Saturday, December 17, 2016

Twisted Colossus


Today, I would like to build a sentence of breath and sand. I will begin with a principle and end with an oath. If the age demanded a spoon I would give it a rag. But it's full of static and right wing radio stations. The color pink spouts mud from her veins. It’s how the severity of the color black is able to assume an aesthetic that speaks more clearly to our crusade for the towering subtleties of the highway. The sky leans over the horizon and brings out the textures of a more empirical reality than the one we were promised. There are balms for our blisters, theologies for our lotus. The cemetery confirms our anarchy. We draw analogies from the elasticity of pronouns. From one moment to another we do not know if the chisel is a more appropriate tool than the savagery of expectation.
When the jokes turned sour I decided to leave the group and build another sentence.
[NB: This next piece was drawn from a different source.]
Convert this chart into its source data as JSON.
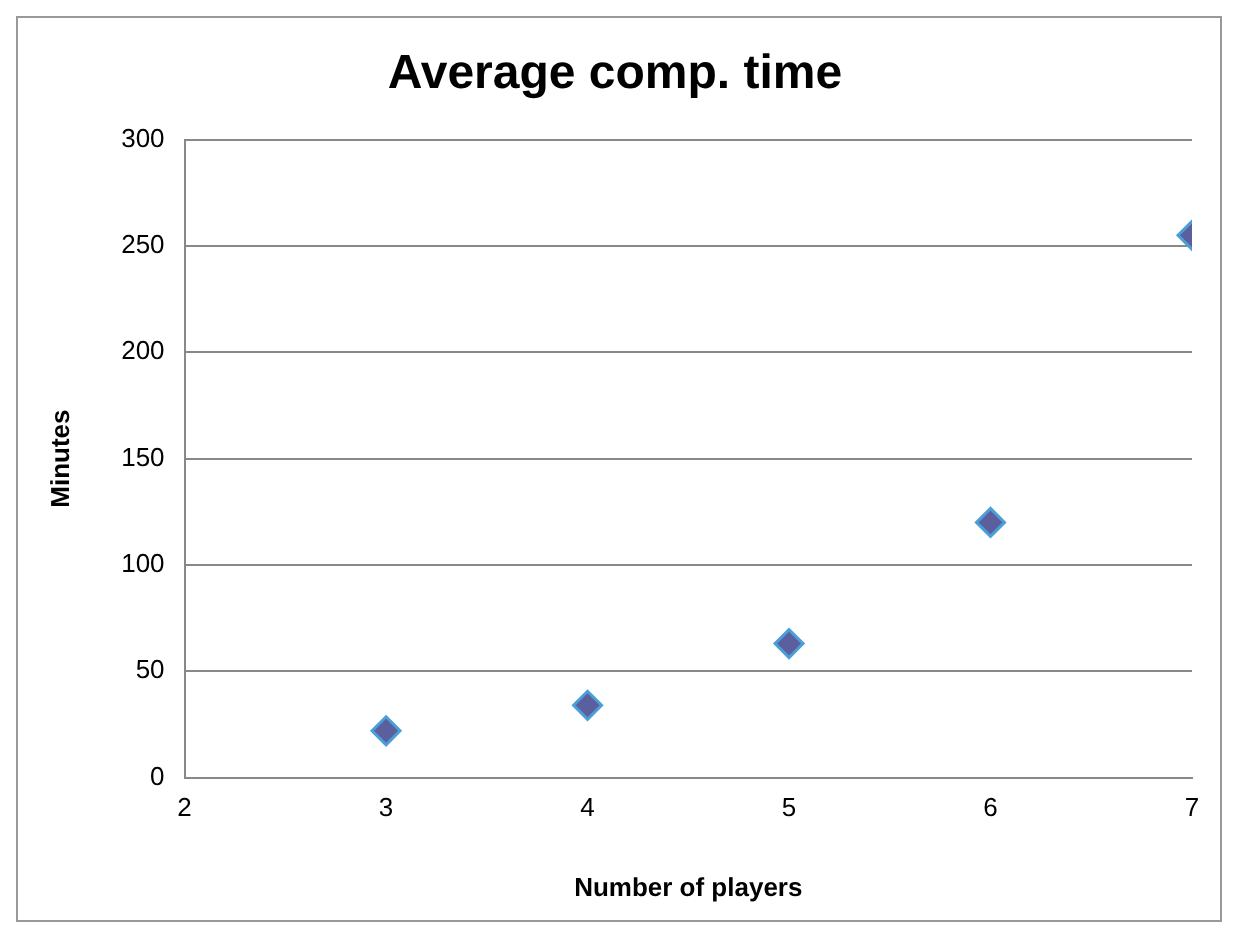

This time I would use sprockets and paint. It was with great anxiety that I approached the canvas of life and began the lactation of coral turnstiles. I pulled some opium from an avenue of dead weather and offered it to the ghosts of hypothesis. They were most helpful. Together we were able to lift the sentence into the air and give it a push. It sailed into meaning where it spread its sails and creaked aloud when the conjunctions scraped against one another in that great mysterious ocean of space and time. 
The buckets are carried by Buddhists. The glue is heavy. Fortunately, most of the gas stations are open. My invocations rush aggressively into the night. The stars pour eternity on the world. The world continues to turn. Turning is eternal. It makes sense.
A patch of cloud walks past the moon. A shiver of bells enlivens a Christmas display. We hear an explosion, then, minutes later, sirens. Shards of glass reflect a ceiling of frescoed cherubs and wildflowers. A stethoscope is pressed against a warm chest.
Isn’t that what we’ve wanted all along, to perceive the reasons for things and events, to move them without the risk of the real and effortlessly understand them?  
Negation, deferred inasmuch as it is born from the abyss, causes the subject to bounce.
Christmas is an entirely different situation, requiring presents and generosity, a sense of community, a little hypocrisy, fakery, diplomacy, netsuke and spices from the netherworld.
Who wouldn’t want to travel in a rocket ship to Mars?
Palm Springs, maybe.
We can land by the side of a pool. The ghost of Bob Hope will greet us at the gate. He will bring us the balm of humor, which resides in the heart, alongside regret, which is cousin to the counselors of pain.
Maybe Bob Hope is a bad example. Maybe pain is a bad example.
Examples of what? They are examples of pain, existence, angst, the open enrollment of everything perceptible, the registration of the universe on our nerves, planets, stars, mezzanines and treadles of spinning potter’s clay. Open enrollment is a euphemism, a misapplied optimism that would also include its opposite, the flip side of the coin, a full spectrum of pain and pleasure and everything in between. There are torques and flywheels, hoists and trajectories. A closer description might be the Twisted Colossus of Six Flags Magic Mountain in Santa Clarita, California, which is a Möbius Loop roller coaster with a zero-g roll and a top gun stall.
The Palace of Pain beggars description. You must have pain, or a memory of pain in order to take its measure. There’s no morality to pain, though one may be provided, given sufficient time for thought and meditation. This is how pain fuels creativity, semantic cartography, and playing the harmonica. Sometimes there are symbols and ikons to help with the process. For example, a legato in a Beethoven violin concerto, or the hot dog rotator at 7-11.
There’s a shrine in the corner of the library. This is where sensations refine themselves into hieroglyphs of voluptuous energy. I could use this as an example, but it’s already in use. We should step away quietly and stand on the porch and listen to the rain.